Stepstone, the Nowegian on-line recruitment company planning to float in Oslo and London, has been valued slightly below original expectations at £365m.
Adviser Morgan Stanley Dean Witter was expected to value the company in excess of £400m but a spokesman for Stepstone emphasised that £365m was based on a mid-point figure and the company is raising £65m, which is more than first predicted.
The grey market expects the company to be valued in excess of £400m at the end of its first day's trading.
The offer is for 54m ordinary shares at an indicative price range of 152p to 190p. Applications for shares can be made through www.stepstone.co.uk and must be received by February 28. Pricing is expected on March 1 with dealings set to begin the next day.

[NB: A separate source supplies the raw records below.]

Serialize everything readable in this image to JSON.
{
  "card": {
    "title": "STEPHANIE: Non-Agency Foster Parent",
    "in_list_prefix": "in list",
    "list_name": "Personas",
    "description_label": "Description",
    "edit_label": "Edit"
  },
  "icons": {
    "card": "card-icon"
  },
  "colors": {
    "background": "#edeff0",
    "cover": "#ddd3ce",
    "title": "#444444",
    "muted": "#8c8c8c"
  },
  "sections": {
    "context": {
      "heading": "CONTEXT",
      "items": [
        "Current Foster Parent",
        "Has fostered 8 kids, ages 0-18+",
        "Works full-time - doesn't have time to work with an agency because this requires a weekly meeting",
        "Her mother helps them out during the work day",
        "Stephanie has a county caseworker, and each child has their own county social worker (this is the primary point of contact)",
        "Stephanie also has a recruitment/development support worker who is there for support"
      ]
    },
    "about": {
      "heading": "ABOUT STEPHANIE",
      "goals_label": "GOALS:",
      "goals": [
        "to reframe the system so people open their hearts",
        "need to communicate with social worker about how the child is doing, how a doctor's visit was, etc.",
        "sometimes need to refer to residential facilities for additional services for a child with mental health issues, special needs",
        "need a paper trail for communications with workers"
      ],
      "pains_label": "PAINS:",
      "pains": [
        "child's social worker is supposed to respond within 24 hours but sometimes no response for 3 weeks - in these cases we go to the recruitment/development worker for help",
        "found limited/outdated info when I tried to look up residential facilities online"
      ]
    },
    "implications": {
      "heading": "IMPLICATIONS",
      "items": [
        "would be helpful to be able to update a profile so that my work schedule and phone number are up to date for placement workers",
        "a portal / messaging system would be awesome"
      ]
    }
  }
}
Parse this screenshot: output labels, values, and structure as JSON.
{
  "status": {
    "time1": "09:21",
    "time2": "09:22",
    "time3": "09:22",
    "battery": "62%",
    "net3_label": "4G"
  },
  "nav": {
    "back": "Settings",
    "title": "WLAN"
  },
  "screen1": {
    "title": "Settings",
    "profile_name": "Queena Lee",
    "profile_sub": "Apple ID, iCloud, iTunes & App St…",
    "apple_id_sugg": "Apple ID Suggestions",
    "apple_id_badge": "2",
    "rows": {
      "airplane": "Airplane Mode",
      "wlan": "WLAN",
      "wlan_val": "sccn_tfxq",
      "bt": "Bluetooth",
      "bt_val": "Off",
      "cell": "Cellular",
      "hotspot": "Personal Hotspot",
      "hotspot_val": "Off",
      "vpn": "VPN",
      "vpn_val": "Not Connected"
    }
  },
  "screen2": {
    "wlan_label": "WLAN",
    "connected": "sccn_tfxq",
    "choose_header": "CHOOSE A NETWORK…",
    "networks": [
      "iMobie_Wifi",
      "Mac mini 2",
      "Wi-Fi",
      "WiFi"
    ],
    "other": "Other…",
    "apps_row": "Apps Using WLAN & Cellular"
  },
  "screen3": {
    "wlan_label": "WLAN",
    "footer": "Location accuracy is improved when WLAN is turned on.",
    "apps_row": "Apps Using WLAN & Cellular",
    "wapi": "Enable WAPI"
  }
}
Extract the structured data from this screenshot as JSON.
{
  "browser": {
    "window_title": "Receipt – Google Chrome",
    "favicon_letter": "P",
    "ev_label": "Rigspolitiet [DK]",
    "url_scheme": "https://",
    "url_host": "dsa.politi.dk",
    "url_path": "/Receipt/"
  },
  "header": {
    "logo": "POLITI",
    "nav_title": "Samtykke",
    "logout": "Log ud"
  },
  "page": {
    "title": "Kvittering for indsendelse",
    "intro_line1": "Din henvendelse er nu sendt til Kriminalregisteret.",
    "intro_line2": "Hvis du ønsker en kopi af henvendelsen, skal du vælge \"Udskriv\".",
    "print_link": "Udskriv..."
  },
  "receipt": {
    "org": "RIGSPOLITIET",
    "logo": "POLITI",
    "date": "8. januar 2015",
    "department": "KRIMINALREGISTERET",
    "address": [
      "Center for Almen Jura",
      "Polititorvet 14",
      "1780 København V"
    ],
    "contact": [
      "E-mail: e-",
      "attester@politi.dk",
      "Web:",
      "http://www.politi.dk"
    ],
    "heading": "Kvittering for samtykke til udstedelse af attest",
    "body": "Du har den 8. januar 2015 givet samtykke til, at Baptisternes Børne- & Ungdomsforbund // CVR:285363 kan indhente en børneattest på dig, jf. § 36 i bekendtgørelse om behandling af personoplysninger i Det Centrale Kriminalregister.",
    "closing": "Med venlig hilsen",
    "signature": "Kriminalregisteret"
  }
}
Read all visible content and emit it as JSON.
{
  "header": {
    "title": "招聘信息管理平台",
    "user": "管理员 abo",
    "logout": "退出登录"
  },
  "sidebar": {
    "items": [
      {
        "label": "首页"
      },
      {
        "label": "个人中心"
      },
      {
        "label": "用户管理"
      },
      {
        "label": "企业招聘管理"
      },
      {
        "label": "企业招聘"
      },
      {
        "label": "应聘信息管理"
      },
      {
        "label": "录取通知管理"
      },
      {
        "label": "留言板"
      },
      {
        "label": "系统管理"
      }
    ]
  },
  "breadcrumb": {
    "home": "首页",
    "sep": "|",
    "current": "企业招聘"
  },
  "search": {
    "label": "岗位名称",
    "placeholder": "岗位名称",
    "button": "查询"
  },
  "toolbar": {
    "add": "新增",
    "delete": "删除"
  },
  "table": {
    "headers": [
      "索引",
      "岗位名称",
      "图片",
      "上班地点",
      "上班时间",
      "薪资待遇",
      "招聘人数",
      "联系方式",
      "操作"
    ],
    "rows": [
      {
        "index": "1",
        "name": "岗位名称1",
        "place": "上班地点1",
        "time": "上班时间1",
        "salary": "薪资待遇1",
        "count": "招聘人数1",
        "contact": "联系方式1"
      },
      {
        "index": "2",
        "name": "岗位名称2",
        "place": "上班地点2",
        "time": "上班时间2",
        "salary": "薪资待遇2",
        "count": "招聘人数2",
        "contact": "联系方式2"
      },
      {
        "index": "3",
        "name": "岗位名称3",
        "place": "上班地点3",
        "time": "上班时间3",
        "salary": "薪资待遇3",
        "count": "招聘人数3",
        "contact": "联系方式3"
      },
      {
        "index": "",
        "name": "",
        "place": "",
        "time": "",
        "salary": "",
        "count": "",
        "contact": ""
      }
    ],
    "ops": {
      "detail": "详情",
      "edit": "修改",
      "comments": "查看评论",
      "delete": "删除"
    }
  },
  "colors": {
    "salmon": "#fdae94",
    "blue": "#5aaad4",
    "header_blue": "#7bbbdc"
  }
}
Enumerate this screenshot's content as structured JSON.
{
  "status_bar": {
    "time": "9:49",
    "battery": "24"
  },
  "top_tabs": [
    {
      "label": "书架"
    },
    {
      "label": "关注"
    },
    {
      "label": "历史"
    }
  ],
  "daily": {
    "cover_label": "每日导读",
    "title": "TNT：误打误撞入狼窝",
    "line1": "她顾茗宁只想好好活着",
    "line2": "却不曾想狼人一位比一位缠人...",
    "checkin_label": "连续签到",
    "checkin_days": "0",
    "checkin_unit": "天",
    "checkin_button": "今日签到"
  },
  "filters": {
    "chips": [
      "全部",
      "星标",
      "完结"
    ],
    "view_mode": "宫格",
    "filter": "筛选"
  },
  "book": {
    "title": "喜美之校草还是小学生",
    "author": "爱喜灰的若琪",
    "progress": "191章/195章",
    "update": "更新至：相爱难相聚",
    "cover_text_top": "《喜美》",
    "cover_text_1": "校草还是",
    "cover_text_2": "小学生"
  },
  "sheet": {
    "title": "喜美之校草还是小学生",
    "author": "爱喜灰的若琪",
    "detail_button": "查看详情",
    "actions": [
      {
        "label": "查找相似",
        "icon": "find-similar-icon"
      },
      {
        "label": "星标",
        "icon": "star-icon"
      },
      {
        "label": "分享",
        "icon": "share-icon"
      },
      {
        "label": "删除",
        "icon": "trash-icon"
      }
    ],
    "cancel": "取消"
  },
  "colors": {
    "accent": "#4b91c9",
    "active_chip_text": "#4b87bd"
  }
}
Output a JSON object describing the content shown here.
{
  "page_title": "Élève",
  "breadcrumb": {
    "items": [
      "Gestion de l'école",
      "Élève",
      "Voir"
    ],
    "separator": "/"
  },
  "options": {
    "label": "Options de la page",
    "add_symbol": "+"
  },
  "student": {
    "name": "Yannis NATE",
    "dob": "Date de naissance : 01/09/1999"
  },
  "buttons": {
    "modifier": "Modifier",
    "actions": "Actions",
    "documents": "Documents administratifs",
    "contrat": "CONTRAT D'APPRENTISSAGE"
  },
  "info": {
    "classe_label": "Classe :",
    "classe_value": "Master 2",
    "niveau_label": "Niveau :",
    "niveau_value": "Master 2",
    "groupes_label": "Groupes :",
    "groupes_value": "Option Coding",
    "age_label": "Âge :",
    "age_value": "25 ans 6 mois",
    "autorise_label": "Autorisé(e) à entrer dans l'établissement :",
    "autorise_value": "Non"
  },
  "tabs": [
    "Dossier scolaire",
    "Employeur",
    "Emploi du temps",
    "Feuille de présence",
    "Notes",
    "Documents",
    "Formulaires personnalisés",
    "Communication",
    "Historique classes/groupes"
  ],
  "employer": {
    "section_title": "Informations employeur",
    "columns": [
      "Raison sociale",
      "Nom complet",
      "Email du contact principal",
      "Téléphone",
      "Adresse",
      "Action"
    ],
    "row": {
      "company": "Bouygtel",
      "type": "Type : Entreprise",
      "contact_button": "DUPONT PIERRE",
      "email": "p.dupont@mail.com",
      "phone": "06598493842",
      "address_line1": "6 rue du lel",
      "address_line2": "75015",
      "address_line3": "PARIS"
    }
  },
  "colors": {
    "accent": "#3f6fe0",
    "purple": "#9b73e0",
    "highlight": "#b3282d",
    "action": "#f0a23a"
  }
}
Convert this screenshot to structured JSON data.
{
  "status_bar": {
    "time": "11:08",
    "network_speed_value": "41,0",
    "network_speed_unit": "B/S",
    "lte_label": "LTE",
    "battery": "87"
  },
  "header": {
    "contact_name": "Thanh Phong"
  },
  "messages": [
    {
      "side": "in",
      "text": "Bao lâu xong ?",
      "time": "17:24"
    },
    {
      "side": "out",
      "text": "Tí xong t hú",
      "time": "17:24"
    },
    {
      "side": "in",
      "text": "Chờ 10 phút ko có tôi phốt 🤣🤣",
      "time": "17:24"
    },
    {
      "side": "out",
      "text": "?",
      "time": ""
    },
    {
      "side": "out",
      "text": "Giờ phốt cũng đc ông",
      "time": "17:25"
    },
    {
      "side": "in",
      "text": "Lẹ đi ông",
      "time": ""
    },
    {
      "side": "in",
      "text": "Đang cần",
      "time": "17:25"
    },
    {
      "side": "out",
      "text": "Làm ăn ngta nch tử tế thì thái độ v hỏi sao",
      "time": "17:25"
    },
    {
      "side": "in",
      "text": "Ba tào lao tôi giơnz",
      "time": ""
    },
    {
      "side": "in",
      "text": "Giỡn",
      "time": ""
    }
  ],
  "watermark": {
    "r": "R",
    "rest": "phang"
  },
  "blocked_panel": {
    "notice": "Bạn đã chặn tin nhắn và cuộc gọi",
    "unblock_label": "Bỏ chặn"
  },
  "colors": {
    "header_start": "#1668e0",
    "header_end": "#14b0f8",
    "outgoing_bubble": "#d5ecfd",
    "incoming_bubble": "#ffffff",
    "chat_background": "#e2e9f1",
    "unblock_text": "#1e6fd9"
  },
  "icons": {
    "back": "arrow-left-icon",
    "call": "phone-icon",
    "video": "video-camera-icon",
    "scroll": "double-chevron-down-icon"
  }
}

Giles Clark, chief executive of Stepstone, said: "Stepstone's strategy is to become the leading pan-European online recruitment and career portal. Going public enables the company to build its European brand awareness further, enlarge its customer base, accelerate end-user traffic whilst continuing to enhance site functionality and features."
Stepstone operates in the UK, Norway, Denmark, Sweden, Germany, France, Belgium and Italy, and claims it is market leader by revenue. Turnover in 1999 was £7m and there was a net loss of £15m. In January it had about 1.9m user sessions, 1,100 companies as annual contract advertising customers, and some 170,000 cvs and 63,000 jobs listed.